Quando terminou o prazo regulamentar de atuação na Anac, em 2011, retornei e passei mais 3 anos no Instituto de Pesquisas e Ensaios em Voo. E, em 2014, completei os 30 anos de Força Aérea e fui para a reserva.

É obrigatório ir para a reserva na carreira militar?

Não. Tem que cumprir no mínimo 30 anos. Após isso, poderia ficar mais tempo. Mas como estava me mudando para a Alemanha, para aprender o idioma alemão, acabei optando pela reserva.

E atualmente você trabalha?

Desde que voltei da Alemanha, em março de 2017, não consegui recolocação fixa na carreira. Fiz alguns trabalhos pontuais de consultoria aeronáutica, aqui em São José dos Campos, onde moro, depois passei a atuar como desenvolvedor de softwares.
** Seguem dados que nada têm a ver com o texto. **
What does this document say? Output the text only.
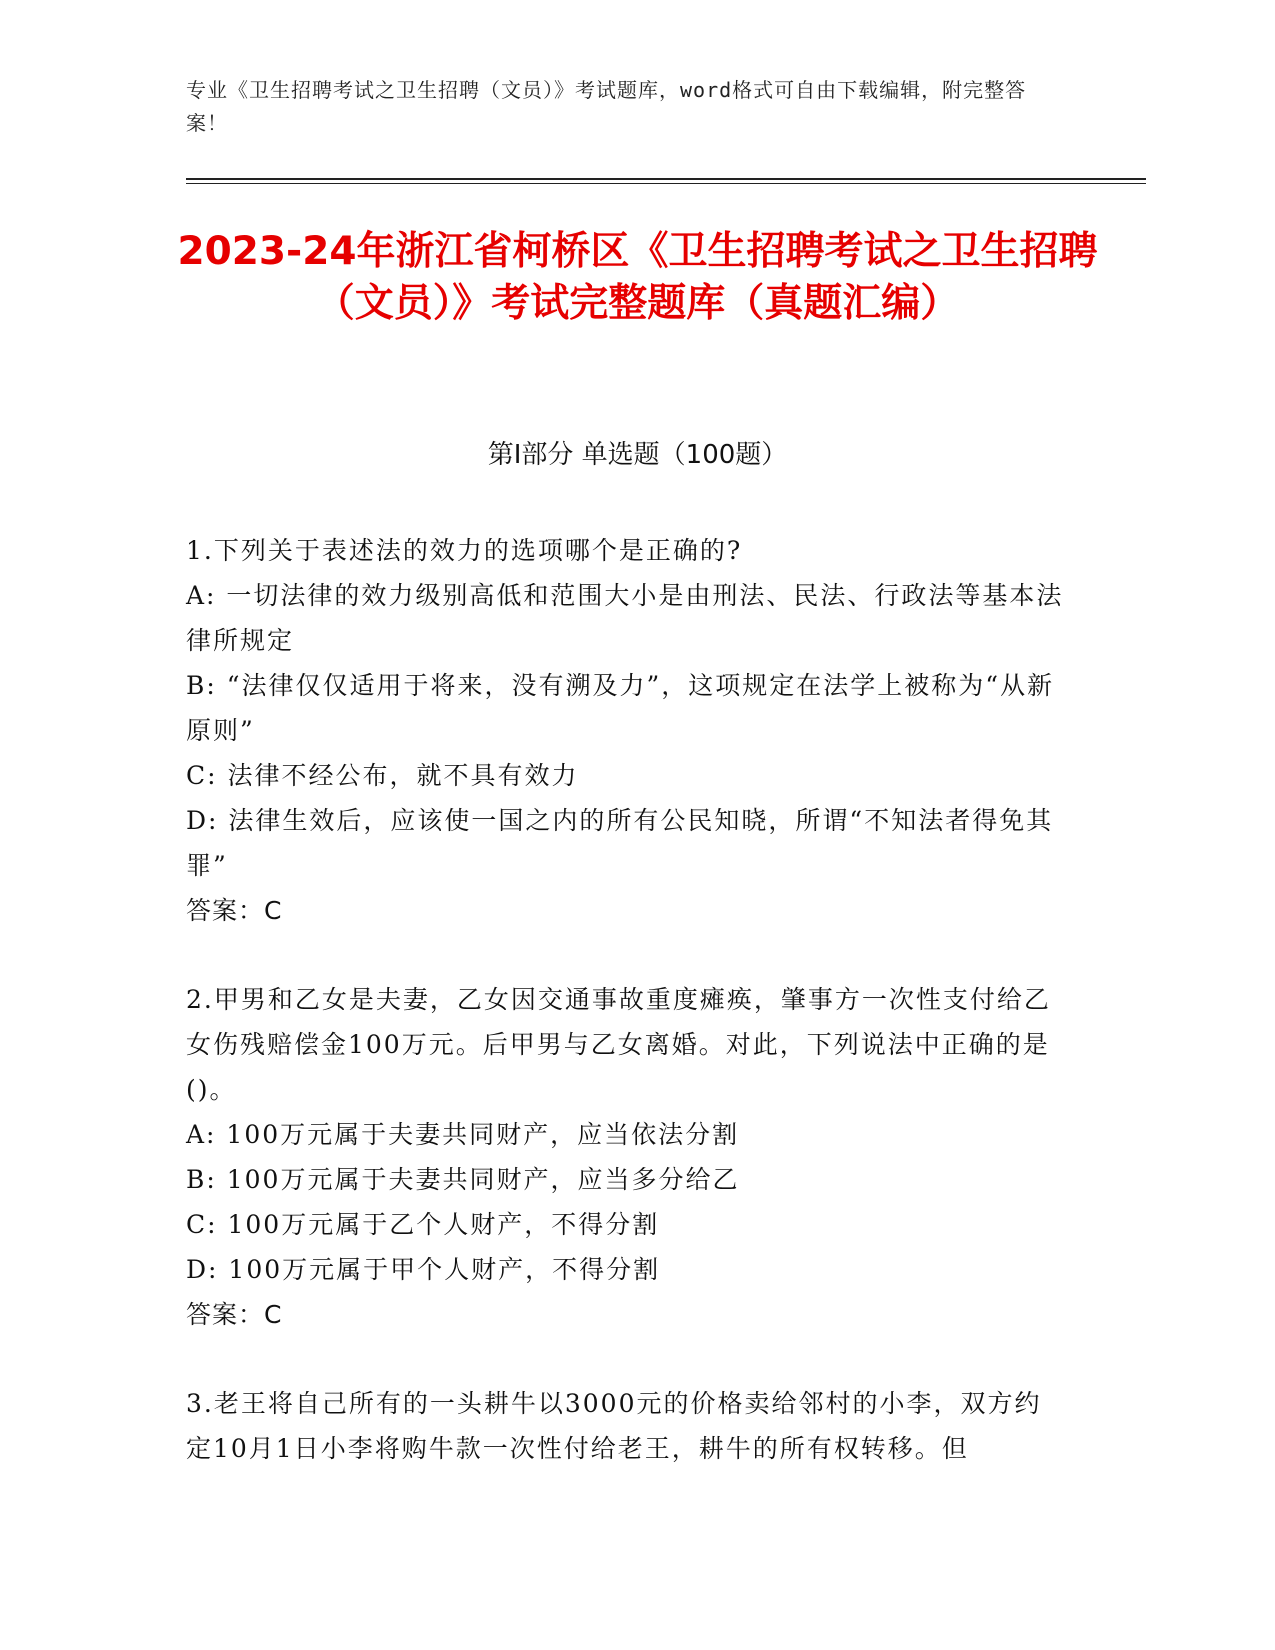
专业《卫生招聘考试之卫生招聘（文员）》考试题库，word格式可自由下载编辑，附完整答案！
2023-24年浙江省柯桥区《卫生招聘考试之卫生招聘（文员）》考试完整题库（真题汇编）
第I部分 单选题（100题）
1.下列关于表述法的效力的选项哪个是正确的?
A: 一切法律的效力级别高低和范围大小是由刑法、民法、行政法等基本法律所规定
B: “法律仅仅适用于将来，没有溯及力”，这项规定在法学上被称为“从新原则”
C: 法律不经公布，就不具有效力
D: 法律生效后，应该使一国之内的所有公民知晓，所谓“不知法者得免其罪”
答案：C
2.甲男和乙女是夫妻，乙女因交通事故重度瘫痪，肇事方一次性支付给乙女伤残赔偿金100万元。后甲男与乙女离婚。对此，下列说法中正确的是()。
A: 100万元属于夫妻共同财产，应当依法分割
B: 100万元属于夫妻共同财产，应当多分给乙
C: 100万元属于乙个人财产，不得分割
D: 100万元属于甲个人财产，不得分割
答案：C
3.老王将自己所有的一头耕牛以3000元的价格卖给邻村的小李，双方约定10月1日小李将购牛款一次性付给老王，耕牛的所有权转移。但
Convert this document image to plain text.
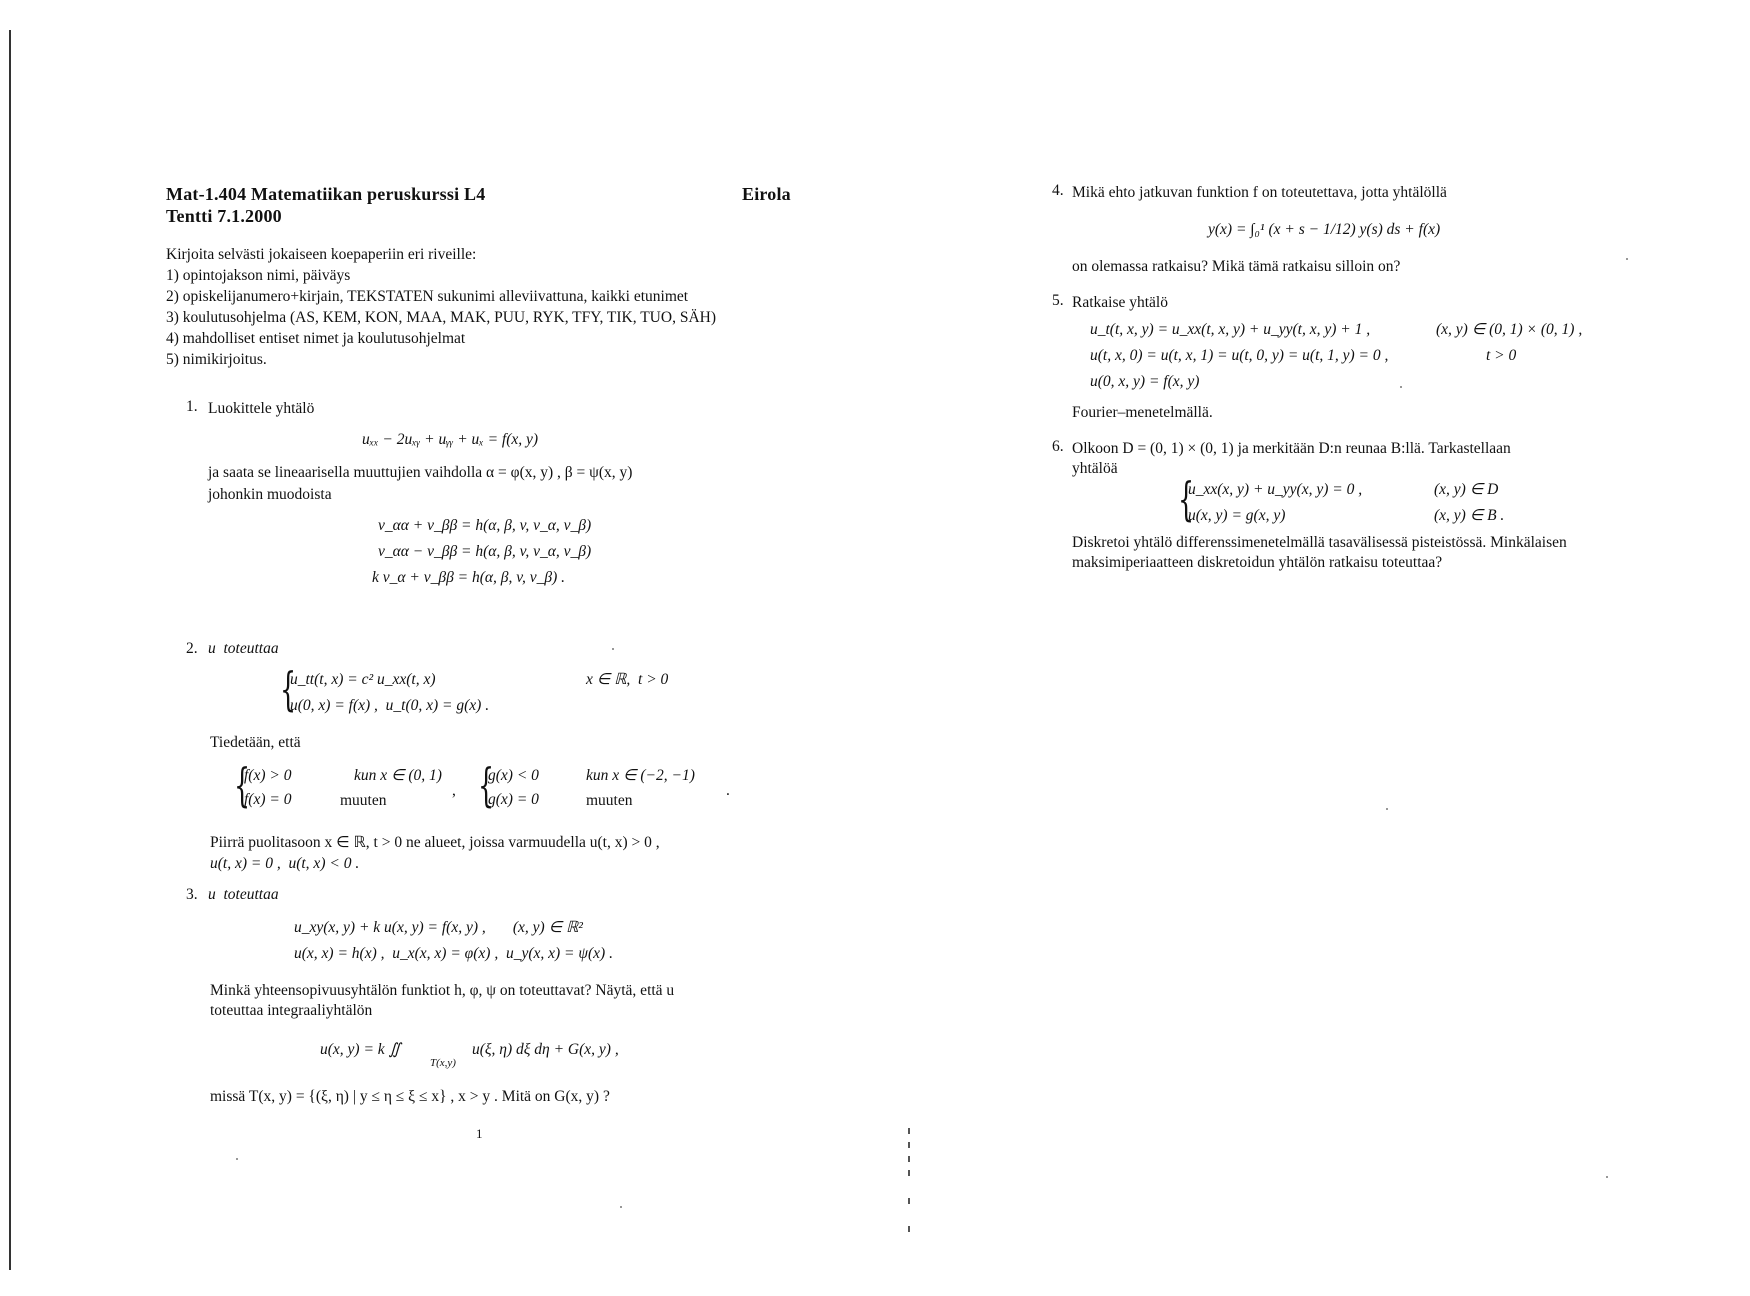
Mat-1.404 Matematiikan peruskurssi L4
Tentti 7.1.2000
Eirola
Kirjoita selvästi jokaiseen koepaperiin eri riveille:
1) opintojakson nimi, päiväys
2) opiskelijanumero+kirjain, TEKSTATEN sukunimi alleviivattuna, kaikki etunimet
3) koulutusohjelma (AS, KEM, KON, MAA, MAK, PUU, RYK, TFY, TIK, TUO, SÄH)
4) mahdolliset entiset nimet ja koulutusohjelmat
5) nimikirjoitus.
1. Luokittele yhtälö
uₓₓ − 2uₓᵧ + uᵧᵧ + uₓ = f(x, y)
ja saata se lineaarisella muuttujien vaihdolla α = φ(x, y) , β = ψ(x, y)
johonkin muodoista
v_αα + v_ββ = h(α, β, v, v_α, v_β)
v_αα − v_ββ = h(α, β, v, v_α, v_β)
k v_α + v_ββ = h(α, β, v, v_β) .
2. u  toteuttaa
{
u_tt(t, x) = c² u_xx(t, x)	x ∈ ℝ,  t > 0
u(0, x) = f(x) ,  u_t(0, x) = g(x) .
Tiedetään, että
{
f(x) > 0	kun x ∈ (0, 1)
f(x) = 0	muuten
, {
g(x) < 0	kun x ∈ (−2, −1)
g(x) = 0	muuten
.
Piirrä puolitasoon x ∈ ℝ, t > 0 ne alueet, joissa varmuudella u(t, x) > 0 ,
u(t, x) = 0 ,  u(t, x) < 0 .
3. u  toteuttaa
u_xy(x, y) + k u(x, y) = f(x, y) ,       (x, y) ∈ ℝ²
u(x, x) = h(x) ,  u_x(x, x) = φ(x) ,  u_y(x, x) = ψ(x) .
Minkä yhteensopivuusyhtälön funktiot h, φ, ψ on toteuttavat? Näytä, että u
toteuttaa integraaliyhtälön
u(x, y) = k ∬
T(x,y)
u(ξ, η) dξ dη + G(x, y) ,
missä T(x, y) = {(ξ, η) | y ≤ η ≤ ξ ≤ x} , x > y . Mitä on G(x, y) ?
1
4. Mikä ehto jatkuvan funktion f on toteutettava, jotta yhtälöllä
y(x) = ∫₀¹ (x + s − 1/12) y(s) ds + f(x)
on olemassa ratkaisu? Mikä tämä ratkaisu silloin on?
5. Ratkaise yhtälö
u_t(t, x, y) = u_xx(t, x, y) + u_yy(t, x, y) + 1 ,	(x, y) ∈ (0, 1) × (0, 1) ,
u(t, x, 0) = u(t, x, 1) = u(t, 0, y) = u(t, 1, y) = 0 ,	t > 0
u(0, x, y) = f(x, y)
Fourier–menetelmällä.
6. Olkoon D = (0, 1) × (0, 1) ja merkitään D:n reunaa B:llä. Tarkastellaan
yhtälöä
{
u_xx(x, y) + u_yy(x, y) = 0 ,	(x, y) ∈ D
u(x, y) = g(x, y)	(x, y) ∈ B .
Diskretoi yhtälö differenssimenetelmällä tasavälisessä pisteistössä. Minkälaisen
maksimiperiaatteen diskretoidun yhtälön ratkaisu toteuttaa?
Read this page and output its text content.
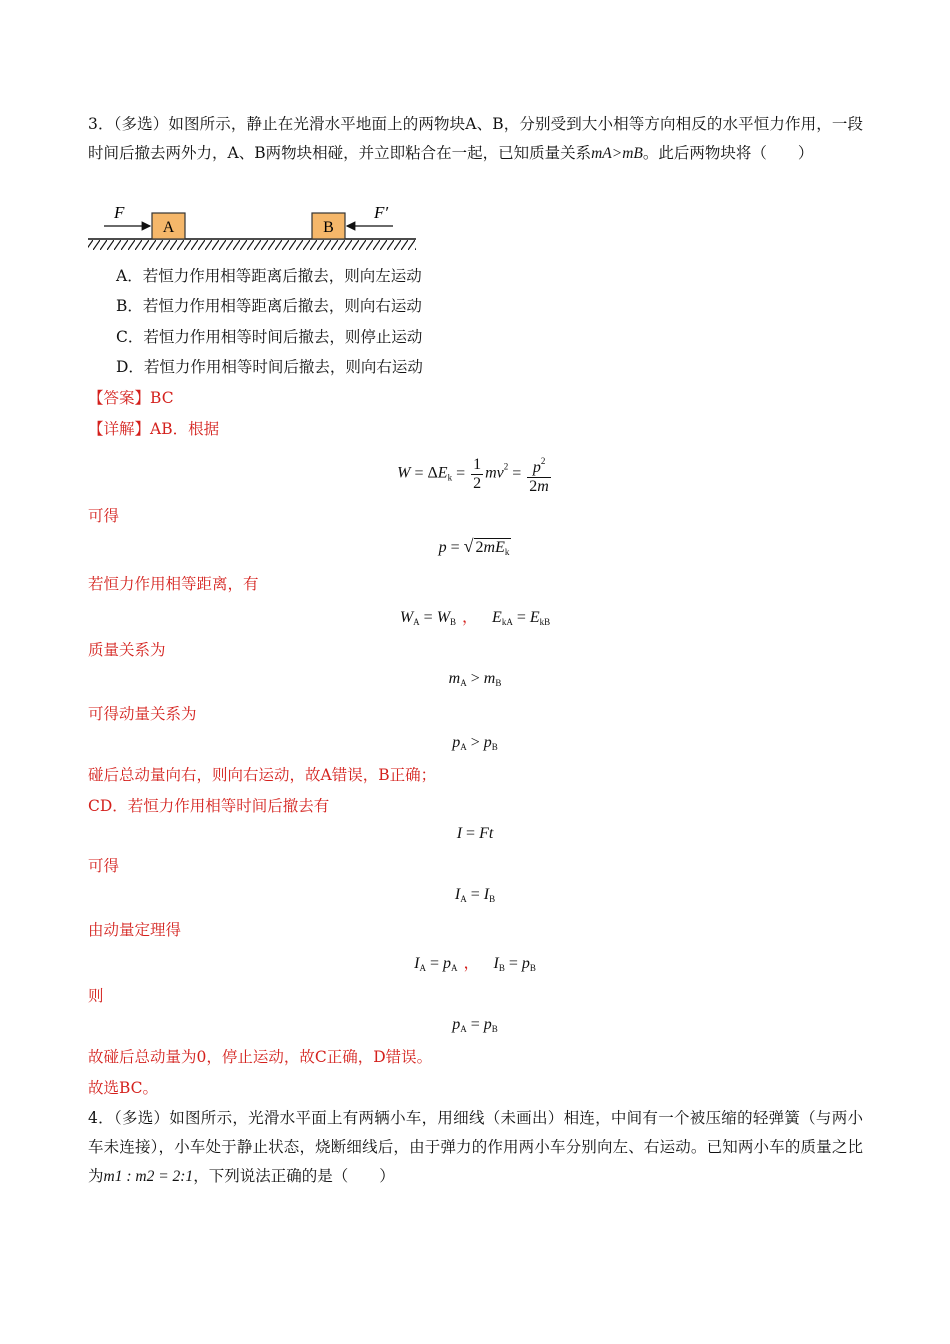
3．（多选）如图所示，静止在光滑水平地面上的两物块A、B，分别受到大小相等方向相反的水平恒力作用，一段时间后撤去两外力，A、B两物块相碰，并立即粘合在一起，已知质量关系mA>mB。此后两物块将（　　）
F
A	B
F′
A．若恒力作用相等距离后撤去，则向左运动
B．若恒力作用相等距离后撤去，则向右运动
C．若恒力作用相等时间后撤去，则停止运动
D．若恒力作用相等时间后撤去，则向右运动
【答案】BC
【详解】AB．根据
$W = \Delta E_k = \frac{1}{2} mv^2 = \frac{p^2}{2m}$
可得
p = √ $2mE_k$
若恒力作用相等距离，有
$W_A = W_B$ ， $E_{kA} = E_{kB}$
质量关系为
$m_A > m_B$
可得动量关系为
$p_A > p_B$
碰后总动量向右，则向右运动，故A错误，B正确；
CD．若恒力作用相等时间后撤去有
I = Ft
可得
$I_A = I_B$
由动量定理得
$I_A = p_A$ ， $I_B = p_B$
则
$p_A = p_B$
故碰后总动量为0，停止运动，故C正确，D错误。
故选BC。
4．（多选）如图所示，光滑水平面上有两辆小车，用细线（未画出）相连，中间有一个被压缩的轻弹簧（与两小车未连接），小车处于静止状态，烧断细线后，由于弹力的作用两小车分别向左、右运动。已知两小车的质量之比为m1 : m2 = 2:1，下列说法正确的是（　　）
Na época que morei em Recife, quando fui transferido pela Aeronáutica, me formei como técnico de Processamento de Dados, na Universidade Católica, em Recife, e cheguei a desempenhar essa função na Aeronáutica e Anac. Mas estou em busca de recolocação profissional na iniciativa privada.

O que faz um engenheiro aeronáutico?

A atividade principal é atuar com projetos de produtos aeronáuticos: as aeronaves e similares. Mas, dentro da indústria aeronáutica, tem a função de gerente de manutenção das companhias aéreas, ele é o responsável técnico pela manutenção das companhias aéreas que possuem oficinas de manutenção. Também atua na área de vistoria de fabricação como na aviação experimental que está empregando muitos engenheiros aeronáuticos.

Na fabricação de drones também?

Geralmente tem um engenheiro eletricista ou mecatrônico envolvido. Mas, por envolver voo, o aeronáutico também pode atuar.